Mr Mollet said he was never warned about the threat of online criminals by his firm, Sethi Partnership.
The Solicitors Regulation Authority has responded claiming that solicitors are failing to warn clients about the risks of using email during property transactions, despite explicit guidelines from anti-fraud authorities and their own trade body.
In fact, first-time buyer Mr Mollett, 40, said the firm only put a "cyber crime alert" at the bottom of their emails on the day he discovered he had become a victim of conveyancing fraud.
The Solicitors Regulation Authority has made repeated warnings to firms about the threat of online attacks since February 2014.
WHAT IS CONVEYANCING FRAUD, EXACTLY?
Conveyancing fraud occurs when criminals intercept emails exchanged between homebuyers (or homesellers) and their solicitors.
The fraudsters then generate fake emails purporting to be from one of the parties, asking the other to make payments in to a new bank account.
The payments are often very large, representing deposits on properties or in some cases the entire proceeds of a property sale.
Once the money has been paid, the criminals drain the accounts.
The banks involved are frequently unhelpful and slow to act.
Victim of conveyancing scams lose £101,000 on average.

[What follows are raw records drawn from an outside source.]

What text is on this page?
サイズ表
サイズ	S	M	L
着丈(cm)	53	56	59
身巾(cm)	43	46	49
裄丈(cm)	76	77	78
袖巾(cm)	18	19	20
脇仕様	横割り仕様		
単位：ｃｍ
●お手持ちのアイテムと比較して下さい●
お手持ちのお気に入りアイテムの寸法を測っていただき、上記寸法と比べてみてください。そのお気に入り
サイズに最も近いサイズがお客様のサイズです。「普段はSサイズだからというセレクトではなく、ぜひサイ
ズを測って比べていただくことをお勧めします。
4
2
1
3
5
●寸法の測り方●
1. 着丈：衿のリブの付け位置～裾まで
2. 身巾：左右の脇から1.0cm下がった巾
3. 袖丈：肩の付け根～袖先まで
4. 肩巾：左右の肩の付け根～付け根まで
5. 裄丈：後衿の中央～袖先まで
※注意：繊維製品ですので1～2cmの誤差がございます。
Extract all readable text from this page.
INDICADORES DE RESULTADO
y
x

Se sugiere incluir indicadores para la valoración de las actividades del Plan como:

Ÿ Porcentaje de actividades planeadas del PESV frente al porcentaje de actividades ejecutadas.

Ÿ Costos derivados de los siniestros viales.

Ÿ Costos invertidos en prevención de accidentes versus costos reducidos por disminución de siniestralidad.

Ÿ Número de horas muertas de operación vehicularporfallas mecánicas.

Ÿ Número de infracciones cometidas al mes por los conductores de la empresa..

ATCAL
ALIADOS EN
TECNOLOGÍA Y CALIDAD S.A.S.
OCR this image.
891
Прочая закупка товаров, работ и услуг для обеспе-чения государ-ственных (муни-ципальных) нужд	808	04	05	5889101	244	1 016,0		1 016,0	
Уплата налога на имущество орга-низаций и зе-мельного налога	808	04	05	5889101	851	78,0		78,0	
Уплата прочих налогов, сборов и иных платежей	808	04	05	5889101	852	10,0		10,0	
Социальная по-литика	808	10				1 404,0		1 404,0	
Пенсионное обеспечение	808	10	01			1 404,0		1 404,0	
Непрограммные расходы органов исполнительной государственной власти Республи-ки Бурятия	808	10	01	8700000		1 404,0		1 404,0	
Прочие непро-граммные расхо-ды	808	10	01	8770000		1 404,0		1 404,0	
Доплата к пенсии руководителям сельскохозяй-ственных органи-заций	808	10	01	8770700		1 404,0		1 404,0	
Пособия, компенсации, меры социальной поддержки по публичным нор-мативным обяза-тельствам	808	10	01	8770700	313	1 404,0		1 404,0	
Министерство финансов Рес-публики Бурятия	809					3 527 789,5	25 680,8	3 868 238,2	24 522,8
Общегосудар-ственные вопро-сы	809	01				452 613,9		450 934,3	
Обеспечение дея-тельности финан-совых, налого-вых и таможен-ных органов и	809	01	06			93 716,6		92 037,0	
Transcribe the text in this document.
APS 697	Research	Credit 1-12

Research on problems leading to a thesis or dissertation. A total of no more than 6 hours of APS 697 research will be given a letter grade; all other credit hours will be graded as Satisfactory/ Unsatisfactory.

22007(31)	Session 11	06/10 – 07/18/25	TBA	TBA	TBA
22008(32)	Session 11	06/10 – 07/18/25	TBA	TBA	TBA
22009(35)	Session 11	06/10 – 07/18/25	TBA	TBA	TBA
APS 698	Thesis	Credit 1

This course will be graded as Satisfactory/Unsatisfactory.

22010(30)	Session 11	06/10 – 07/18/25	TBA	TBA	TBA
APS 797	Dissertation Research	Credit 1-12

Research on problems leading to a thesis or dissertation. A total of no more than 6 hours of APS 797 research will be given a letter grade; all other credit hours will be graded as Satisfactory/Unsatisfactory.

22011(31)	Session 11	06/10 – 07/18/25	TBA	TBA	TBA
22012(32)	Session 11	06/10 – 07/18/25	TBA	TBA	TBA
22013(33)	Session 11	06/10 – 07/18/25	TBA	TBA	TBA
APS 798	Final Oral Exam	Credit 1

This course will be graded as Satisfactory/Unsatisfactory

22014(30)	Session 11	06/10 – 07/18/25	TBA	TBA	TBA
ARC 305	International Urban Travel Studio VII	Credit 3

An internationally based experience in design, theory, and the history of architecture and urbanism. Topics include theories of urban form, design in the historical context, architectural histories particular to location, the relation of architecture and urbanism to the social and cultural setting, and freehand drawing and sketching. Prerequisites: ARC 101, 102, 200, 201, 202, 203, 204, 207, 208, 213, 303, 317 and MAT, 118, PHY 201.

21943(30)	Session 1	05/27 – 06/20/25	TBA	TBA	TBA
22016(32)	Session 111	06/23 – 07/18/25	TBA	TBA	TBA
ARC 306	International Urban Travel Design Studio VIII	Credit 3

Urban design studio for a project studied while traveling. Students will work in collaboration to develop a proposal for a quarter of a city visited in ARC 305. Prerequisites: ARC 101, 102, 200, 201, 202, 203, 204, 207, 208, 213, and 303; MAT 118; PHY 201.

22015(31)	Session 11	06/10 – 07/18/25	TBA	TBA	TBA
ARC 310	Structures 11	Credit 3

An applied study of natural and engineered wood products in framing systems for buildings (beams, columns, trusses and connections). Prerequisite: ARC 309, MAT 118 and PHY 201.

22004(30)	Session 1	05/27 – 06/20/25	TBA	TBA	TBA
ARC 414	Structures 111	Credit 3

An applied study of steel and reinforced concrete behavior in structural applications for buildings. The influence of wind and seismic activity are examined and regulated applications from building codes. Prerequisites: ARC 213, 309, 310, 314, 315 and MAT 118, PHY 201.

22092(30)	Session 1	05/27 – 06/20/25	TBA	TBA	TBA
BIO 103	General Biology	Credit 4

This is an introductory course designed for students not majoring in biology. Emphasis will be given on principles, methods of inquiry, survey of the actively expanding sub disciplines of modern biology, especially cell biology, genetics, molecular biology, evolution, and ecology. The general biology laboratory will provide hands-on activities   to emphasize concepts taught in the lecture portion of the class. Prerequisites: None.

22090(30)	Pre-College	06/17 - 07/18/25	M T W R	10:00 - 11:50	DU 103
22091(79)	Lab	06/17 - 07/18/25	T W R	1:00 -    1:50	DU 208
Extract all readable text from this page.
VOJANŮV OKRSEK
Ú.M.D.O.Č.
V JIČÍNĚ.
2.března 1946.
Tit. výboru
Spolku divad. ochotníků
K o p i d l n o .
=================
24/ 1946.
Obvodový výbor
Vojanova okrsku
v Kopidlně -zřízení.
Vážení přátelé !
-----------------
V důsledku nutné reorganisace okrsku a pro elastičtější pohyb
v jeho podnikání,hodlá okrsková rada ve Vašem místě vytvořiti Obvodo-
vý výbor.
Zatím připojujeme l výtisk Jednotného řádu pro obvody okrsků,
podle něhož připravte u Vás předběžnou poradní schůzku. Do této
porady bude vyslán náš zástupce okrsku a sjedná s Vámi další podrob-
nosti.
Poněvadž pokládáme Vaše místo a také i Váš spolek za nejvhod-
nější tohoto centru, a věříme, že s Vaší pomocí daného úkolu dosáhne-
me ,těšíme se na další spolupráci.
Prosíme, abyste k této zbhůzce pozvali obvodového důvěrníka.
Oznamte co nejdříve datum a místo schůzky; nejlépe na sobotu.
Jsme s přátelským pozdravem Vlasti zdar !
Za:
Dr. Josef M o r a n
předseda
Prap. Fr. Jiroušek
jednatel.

OUR ADVICE – HOW TO PREVENT IT
• Make sure your antivirus is up-to-date – it is hacking that fraudsters use to carry out this scam. The same goes for your law firm – check what cyber security features they have in place
• Agree a process for payment early on – for example, all parties should agree and emphasise that bank account details will only be changed if instruction is provided face-to-face, or a phone conversation takes place between known contacts
• Never trust the authenticity of email – any changes to your account should be conducted via phone or face-to-face if you’re not sure
• Be weary of phone calls from people claiming to work for your solicitors’ office. Fraudsters could have read your correspondence, so have details that can be used to gain your confidence
• Above all, ensure that you enlist the assistance of a solicitor who is experienced and reputable in the area of legal services you require.